People have written very nice books on this e.g.

https://linear.axler.net/

> The novel approach taken here banishes determinants to the end of the book.

Big fan of this approach! Though I have warmed up to determinants ever since I saw 3Blue1Brown give a fairly intuitive explanation for them [0].

I'm kind of curious as to how they covered eigenvalues/the characteristic polynomial without determinants. Maybe they just jumped straight to diagonalization?

[0] https://www.youtube.com/watch?v=Ip3X9LOh2dk

One does not need determinant to define eigenvalues. For example:

If T is a linear operator on vector space V, a scalar a is an eigenvalue if there is a v in V s.t. Tv = av.

This is the approach the book takes.

I agree, but the definition alone isn't sufficient to actually calculate eigenvalues. Hence the standard approach which says that for matrix A, vector v, and eigenvalue λ, we have

  Av = λv
  => Av - λv = 0
  => (A - λI)v = 0
  => det(A - λI) = 0

Which then yields the characteristic polynomial. Skipping the determinant means you need a different approach.

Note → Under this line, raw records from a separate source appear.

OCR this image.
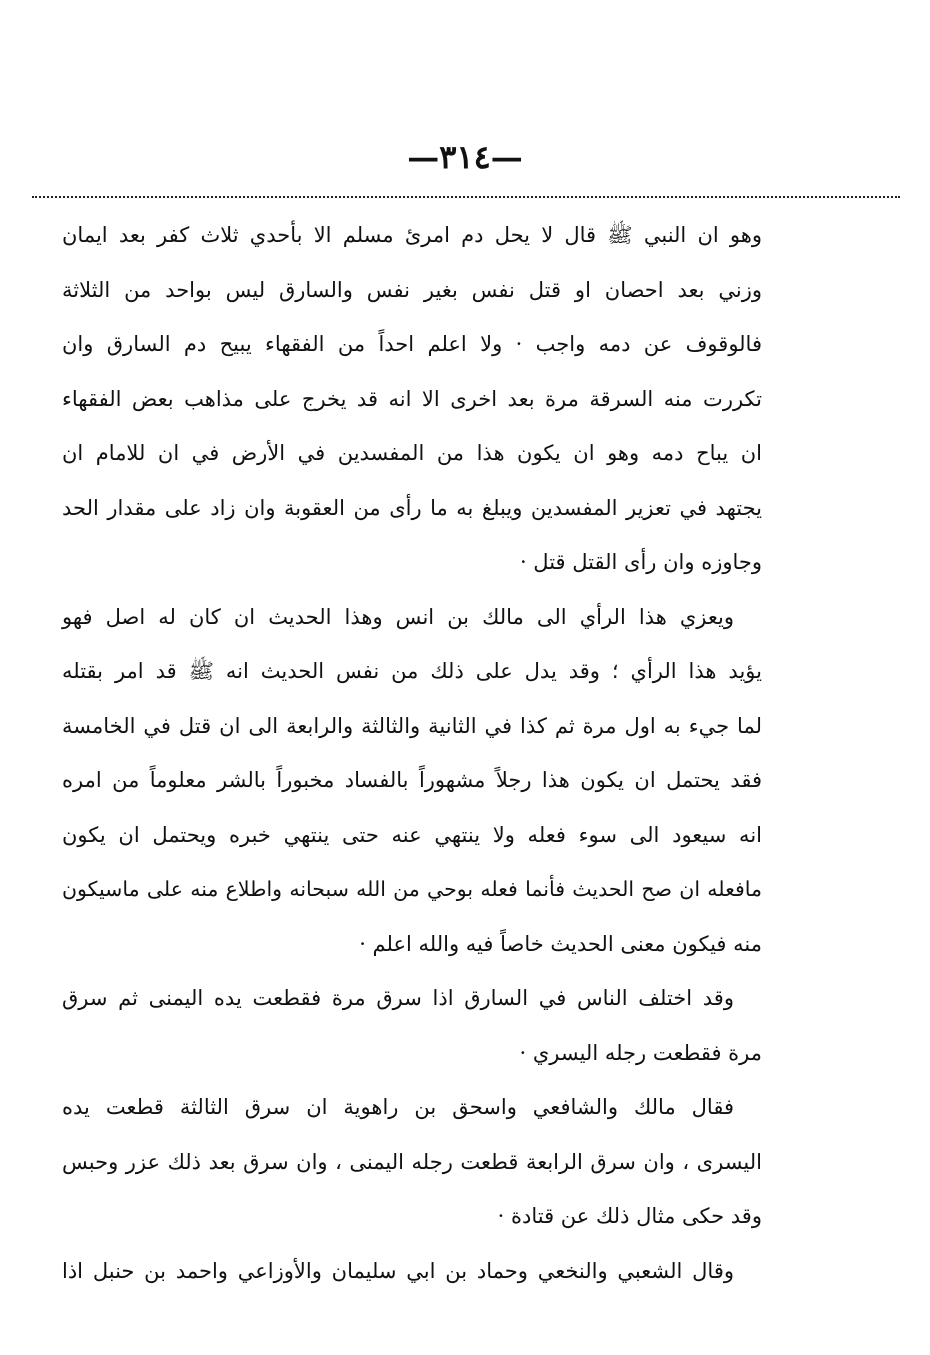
—٣١٤—
وهو ان النبي ﷺ قال لا يحل دم امرئ مسلم الا بأحدي ثلاث كفر بعد ايمان
وزني بعد احصان او قتل نفس بغير نفس والسارق ليس بواحد من الثلاثة
فالوقوف عن دمه واجب · ولا اعلم احداً من الفقهاء يبيح دم السارق وان
تكررت منه السرقة مرة بعد اخرى الا انه قد يخرج على مذاهب بعض الفقهاء
ان يباح دمه وهو ان يكون هذا من المفسدين في الأرض في ان للامام ان
يجتهد في تعزير المفسدين ويبلغ به ما رأى من العقوبة وان زاد على مقدار الحد
وجاوزه وان رأى القتل قتل ·
ويعزي هذا الرأي الى مالك بن انس وهذا الحديث ان كان له اصل فهو
يؤيد هذا الرأي ؛ وقد يدل على ذلك من نفس الحديث انه ﷺ قد امر بقتله
لما جيء به اول مرة ثم كذا في الثانية والثالثة والرابعة الى ان قتل في الخامسة
فقد يحتمل ان يكون هذا رجلاً مشهوراً بالفساد مخبوراً بالشر معلوماً من امره
انه سيعود الى سوء فعله ولا ينتهي عنه حتى ينتهي خبره ويحتمل ان يكون
مافعله ان صح الحديث فأنما فعله بوحي من الله سبحانه واطلاع منه على ماسيكون
منه فيكون معنى الحديث خاصاً فيه والله اعلم ·
وقد اختلف الناس في السارق اذا سرق مرة فقطعت يده اليمنى ثم سرق
مرة فقطعت رجله اليسري ·
فقال مالك والشافعي واسحق بن راهوية ان سرق الثالثة قطعت يده
اليسرى ، وان سرق الرابعة قطعت رجله اليمنى ، وان سرق بعد ذلك عزر وحبس
وقد حكى مثال ذلك عن قتادة ·
وقال الشعبي والنخعي وحماد بن ابي سليمان والأوزاعي واحمد بن حنبل اذا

You can prove many fundamental results of Linear Algebra with the definition that does not directly use determinants. In fact, one would define trace and determinant as sum and product of eigenvalues. Definition of characteristic polynomial would then follow.

If "computation" is what you are after then Av = λv is about solving a system of equations and you can try elimination, etc.